The 24th August AD 79 is traditionally believed to have been the eruption of Mount Vesuvius that wiped out numerous Roman settlements including Pompeii and Herculaneum. Eyewitness accounts of the eruption have survived in the shape of two letters from Pliny the Younger, and the discovery of the astoundingly well-preserved settlements has provided astoundingly detailed evidence about daily Roman life.

It should be noted that there is considerable debate over the accuracy of this date due to archaeological discoveries and recent meteorological research, but the majority of scholars continue to favour the 24th August. This, by unnerving coincidence, was just one day after the annual Roman festival of Vulcanalia, which was held to honour the Roman god of fire.

It’s known that the eruption lasted for two whole days, and released thermal energy that was hundreds of thousands times greater than the atomic bomb. Beginning at around 1pm on the 24th August, Vesuvius sent gas, volcanic ash, and pumice into the stratosphere for up to 20 hours. This was followed by a pyroclastic flow, which carried gas and molten rock down from the volcano and which then buried the previously fallen ash.

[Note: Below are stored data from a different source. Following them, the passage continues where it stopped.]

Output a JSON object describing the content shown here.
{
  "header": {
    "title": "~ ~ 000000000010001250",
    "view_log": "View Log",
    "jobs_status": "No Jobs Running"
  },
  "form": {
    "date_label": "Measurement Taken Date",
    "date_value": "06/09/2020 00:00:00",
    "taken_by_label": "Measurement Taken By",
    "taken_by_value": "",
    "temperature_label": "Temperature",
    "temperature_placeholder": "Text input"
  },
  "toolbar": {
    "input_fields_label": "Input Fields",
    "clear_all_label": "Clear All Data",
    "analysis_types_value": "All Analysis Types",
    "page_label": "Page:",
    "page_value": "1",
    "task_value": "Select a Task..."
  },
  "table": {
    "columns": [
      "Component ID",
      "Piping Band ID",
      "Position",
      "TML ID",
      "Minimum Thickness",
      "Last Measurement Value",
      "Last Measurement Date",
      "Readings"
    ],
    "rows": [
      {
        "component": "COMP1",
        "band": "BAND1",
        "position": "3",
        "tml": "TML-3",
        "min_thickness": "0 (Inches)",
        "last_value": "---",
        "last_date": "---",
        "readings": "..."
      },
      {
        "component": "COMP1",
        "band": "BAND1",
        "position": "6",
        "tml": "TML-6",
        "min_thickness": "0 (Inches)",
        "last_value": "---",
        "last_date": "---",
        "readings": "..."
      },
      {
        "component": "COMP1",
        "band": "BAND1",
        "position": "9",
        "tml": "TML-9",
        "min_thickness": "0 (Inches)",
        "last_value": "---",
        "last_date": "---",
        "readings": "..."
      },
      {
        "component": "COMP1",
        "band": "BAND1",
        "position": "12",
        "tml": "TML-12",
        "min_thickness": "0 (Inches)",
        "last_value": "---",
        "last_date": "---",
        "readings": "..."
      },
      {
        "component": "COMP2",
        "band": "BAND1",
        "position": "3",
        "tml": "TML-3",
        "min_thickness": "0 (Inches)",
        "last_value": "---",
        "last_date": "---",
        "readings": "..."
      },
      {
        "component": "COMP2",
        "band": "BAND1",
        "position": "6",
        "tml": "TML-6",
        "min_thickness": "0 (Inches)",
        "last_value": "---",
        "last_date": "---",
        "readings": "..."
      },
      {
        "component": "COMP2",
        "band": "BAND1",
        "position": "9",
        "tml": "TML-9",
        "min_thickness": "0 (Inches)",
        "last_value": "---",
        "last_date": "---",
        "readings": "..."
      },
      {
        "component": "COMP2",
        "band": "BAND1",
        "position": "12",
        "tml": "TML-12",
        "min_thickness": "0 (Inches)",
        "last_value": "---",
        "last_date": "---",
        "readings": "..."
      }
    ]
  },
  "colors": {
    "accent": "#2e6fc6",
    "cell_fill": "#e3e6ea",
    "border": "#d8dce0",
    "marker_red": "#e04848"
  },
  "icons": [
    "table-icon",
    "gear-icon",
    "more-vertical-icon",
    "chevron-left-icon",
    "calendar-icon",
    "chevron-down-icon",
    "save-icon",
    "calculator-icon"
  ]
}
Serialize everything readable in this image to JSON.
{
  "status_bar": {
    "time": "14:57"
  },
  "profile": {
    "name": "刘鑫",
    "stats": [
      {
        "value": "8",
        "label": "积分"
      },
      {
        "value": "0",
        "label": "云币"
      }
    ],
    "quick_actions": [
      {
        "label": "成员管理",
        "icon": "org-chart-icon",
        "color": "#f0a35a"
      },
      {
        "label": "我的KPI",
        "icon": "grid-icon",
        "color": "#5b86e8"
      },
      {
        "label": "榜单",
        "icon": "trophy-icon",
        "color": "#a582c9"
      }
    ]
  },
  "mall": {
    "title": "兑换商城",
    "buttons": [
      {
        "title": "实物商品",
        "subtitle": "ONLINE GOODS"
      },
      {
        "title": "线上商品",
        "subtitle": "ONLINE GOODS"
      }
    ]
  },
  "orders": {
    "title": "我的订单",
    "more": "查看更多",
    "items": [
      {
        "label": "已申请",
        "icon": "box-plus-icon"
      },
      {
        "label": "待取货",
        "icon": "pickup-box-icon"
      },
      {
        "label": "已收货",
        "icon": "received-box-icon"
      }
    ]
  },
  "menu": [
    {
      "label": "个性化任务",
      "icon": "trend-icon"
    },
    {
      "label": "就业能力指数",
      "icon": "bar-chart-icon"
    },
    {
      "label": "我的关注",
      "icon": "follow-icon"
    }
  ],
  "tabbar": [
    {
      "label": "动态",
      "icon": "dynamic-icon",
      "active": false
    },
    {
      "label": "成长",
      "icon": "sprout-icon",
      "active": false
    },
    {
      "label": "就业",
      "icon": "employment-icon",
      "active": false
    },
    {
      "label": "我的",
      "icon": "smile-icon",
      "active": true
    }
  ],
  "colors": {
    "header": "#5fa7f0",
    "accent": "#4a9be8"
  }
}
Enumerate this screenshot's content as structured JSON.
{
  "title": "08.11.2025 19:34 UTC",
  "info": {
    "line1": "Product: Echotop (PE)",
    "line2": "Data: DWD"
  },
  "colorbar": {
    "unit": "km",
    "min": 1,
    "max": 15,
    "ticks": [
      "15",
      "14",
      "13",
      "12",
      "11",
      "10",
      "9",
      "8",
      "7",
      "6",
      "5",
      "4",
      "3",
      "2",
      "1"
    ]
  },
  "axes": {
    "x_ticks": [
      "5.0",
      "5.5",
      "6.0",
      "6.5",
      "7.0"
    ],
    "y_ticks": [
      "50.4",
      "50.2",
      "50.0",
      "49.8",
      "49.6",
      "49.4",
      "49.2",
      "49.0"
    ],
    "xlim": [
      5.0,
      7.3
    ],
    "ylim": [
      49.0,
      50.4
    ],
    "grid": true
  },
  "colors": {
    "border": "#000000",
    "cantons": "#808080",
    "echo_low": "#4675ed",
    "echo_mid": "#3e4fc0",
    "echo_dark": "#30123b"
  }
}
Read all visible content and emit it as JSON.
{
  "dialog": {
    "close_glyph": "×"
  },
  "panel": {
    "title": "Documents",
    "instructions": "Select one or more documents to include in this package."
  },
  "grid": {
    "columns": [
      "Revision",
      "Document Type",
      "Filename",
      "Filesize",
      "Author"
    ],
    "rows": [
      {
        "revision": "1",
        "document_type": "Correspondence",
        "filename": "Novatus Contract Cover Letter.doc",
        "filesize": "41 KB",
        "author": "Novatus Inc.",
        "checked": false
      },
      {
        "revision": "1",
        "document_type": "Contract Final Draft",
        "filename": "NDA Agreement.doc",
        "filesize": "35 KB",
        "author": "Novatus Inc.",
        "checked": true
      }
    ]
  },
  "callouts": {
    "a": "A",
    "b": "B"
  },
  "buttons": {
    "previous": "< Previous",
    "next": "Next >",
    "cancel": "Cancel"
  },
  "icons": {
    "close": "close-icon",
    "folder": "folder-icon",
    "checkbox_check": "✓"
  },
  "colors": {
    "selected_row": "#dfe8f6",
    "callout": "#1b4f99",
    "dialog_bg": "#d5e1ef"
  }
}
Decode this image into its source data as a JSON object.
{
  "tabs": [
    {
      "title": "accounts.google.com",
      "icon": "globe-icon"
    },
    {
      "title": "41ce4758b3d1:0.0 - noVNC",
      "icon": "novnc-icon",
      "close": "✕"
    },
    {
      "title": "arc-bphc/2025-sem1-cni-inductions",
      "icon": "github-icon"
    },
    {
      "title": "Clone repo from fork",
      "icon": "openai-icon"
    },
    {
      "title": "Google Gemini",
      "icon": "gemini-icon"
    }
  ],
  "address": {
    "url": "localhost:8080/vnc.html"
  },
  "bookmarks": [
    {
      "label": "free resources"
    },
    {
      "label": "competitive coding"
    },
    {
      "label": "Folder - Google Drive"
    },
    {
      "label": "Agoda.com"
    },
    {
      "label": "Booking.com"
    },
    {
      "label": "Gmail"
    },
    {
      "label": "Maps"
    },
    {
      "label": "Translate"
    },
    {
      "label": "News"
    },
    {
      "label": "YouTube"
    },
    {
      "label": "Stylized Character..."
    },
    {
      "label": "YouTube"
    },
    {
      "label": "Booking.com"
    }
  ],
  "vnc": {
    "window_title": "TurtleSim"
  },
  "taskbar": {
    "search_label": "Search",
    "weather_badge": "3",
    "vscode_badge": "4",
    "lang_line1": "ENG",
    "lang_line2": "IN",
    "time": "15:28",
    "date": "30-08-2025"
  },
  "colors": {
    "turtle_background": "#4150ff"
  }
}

It’s believed that the majority of the 1,500 people whose remains or impressions have been discovered died of thermal shock during one of the pyroclastic surges. Others may have suffocated, or been hit by falling rocks and collapsing buildings. There is still a lot of archaeological work to be done, especially at Herculaneum, but digging has been put on hold to focus on the preservation of the areas already uncovered.